『Sports Illustrated』は25日、「アメリカ代表FWジョジー・アルティドールが、ハイチでコパ・アメリカの試合を見られるように寄付をした」と報じた。

開幕を間近に控えるコパ・アメリカ・センテナリオ。開催国のアメリカ代表は、本番前の強化試合で3連勝し、良い雰囲気でコロンビアとの初戦(3日)を迎える。

そのアメリカ代表に、残念ながらエースFWジョジー・アルティドールの名前はない。アルティドールは現在、遠藤翼も所属するカナダのトロントFCでプレーしているが、23人のメンバー発表直前に行われたMLSの試合でハムストリングを負傷し、6~8週間の離脱を余儀なくされてしまったのだ。

無念の欠場となってしまったアルティドールだが、今回のコパ・アメリカを両親の出身国であるハイチで観戦できるよう手配したのだという。

「ハイチが出場権を獲得した時、私はそれがちょうどクールなことだと思ったんだ。彼らは(1974年の)ワールドカップ以来メジャートーナメントに出場していなかったからね」

『Sports Illustrated』の電話取材に対し、アルティドールはこう答えた。

ハイチは日本が初出場する20年以上も前の1974年にワールドカップに初出場するなど、カリブ海地域ではジャマイカなどと並ぶ強豪国だ。

一方、世界で最も貧しい国の1つであることも広く知られている。先月、日本は熊本県を震源地とした大地震に見舞われ、50人近い犠牲者が出たが、2010年にハイチで起きた同規模の大地震では、インフラが整っていないこともあり犠牲者は30万人以上にも上った。

アルティドールはそんな貧しい祖国を以前より支援している。大震災の際には救援活動を支援する寄付を募り、2014年には非営利団体(NPO)と協力し、400人以上の村に綺麗な水を提供した。

「ハイチには代表の試合を見られそうにない地域、人々がたくさんいるんだ」

そんな祖国の窮状に、アルティドールは今回も動いた。

報道によると、コパ・アメリカのハイチ、アメリカ両代表の試合と、準決勝、決勝の試合を見られるように大型のプロジェクター・スクリーンをマイアミから送り、さらに子供用に小さなコートを作って食品や飲料を支給するのだという。

これらはアルティドールの財団が資金を提供し、キリスト教系の聖ルカ財団がさまざまな面を手配するとのことで、この模様はニューヨークにある映画会社によって、将来のドキュメンタリーのために撮影されるようだ。
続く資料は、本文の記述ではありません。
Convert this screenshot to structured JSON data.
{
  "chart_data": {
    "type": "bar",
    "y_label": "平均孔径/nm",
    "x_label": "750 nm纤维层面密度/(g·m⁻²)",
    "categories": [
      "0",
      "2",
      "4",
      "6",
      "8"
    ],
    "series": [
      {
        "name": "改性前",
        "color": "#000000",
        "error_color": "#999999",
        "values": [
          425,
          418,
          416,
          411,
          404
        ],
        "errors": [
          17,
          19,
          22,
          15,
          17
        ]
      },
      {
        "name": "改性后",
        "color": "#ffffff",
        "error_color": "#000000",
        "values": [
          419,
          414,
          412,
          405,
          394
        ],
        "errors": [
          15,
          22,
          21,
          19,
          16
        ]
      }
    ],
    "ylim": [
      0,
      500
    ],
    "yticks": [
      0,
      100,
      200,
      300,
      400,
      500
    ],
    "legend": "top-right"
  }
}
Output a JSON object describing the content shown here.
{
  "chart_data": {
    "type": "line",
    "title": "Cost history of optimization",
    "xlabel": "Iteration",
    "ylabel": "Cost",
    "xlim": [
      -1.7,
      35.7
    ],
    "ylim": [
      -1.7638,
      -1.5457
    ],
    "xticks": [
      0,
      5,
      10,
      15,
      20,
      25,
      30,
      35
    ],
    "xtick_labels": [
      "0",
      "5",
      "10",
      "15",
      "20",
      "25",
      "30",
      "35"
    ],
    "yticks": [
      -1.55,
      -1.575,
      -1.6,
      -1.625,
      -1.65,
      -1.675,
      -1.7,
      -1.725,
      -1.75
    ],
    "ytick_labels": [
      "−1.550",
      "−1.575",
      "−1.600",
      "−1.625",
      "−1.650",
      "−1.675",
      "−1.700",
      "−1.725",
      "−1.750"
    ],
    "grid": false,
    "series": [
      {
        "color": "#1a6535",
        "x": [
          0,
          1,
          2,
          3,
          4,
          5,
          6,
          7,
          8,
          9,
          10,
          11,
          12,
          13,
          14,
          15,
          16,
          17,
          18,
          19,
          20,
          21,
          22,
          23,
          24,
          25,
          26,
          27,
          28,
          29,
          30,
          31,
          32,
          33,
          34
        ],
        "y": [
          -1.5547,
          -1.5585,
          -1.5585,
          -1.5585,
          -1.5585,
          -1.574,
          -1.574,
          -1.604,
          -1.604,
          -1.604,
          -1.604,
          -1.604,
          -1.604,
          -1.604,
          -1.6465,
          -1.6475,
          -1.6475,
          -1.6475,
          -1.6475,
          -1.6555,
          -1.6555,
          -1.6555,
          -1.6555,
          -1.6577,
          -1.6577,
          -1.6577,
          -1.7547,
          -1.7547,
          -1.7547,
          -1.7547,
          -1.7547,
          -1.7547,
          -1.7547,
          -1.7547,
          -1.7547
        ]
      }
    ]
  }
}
コパ・アメリカのグループBに入ったハイチは6月4日にペルー代表、8日にブラジル代表、12日にエクアドル代表と対戦することになっている。

いずれも南米の強国が相手だが、アルティドールは

「私は彼らが一部の人々を驚かせられると思っているし、そうなることを期待しているよ」

と、祖国の快進撃に期待を寄せた。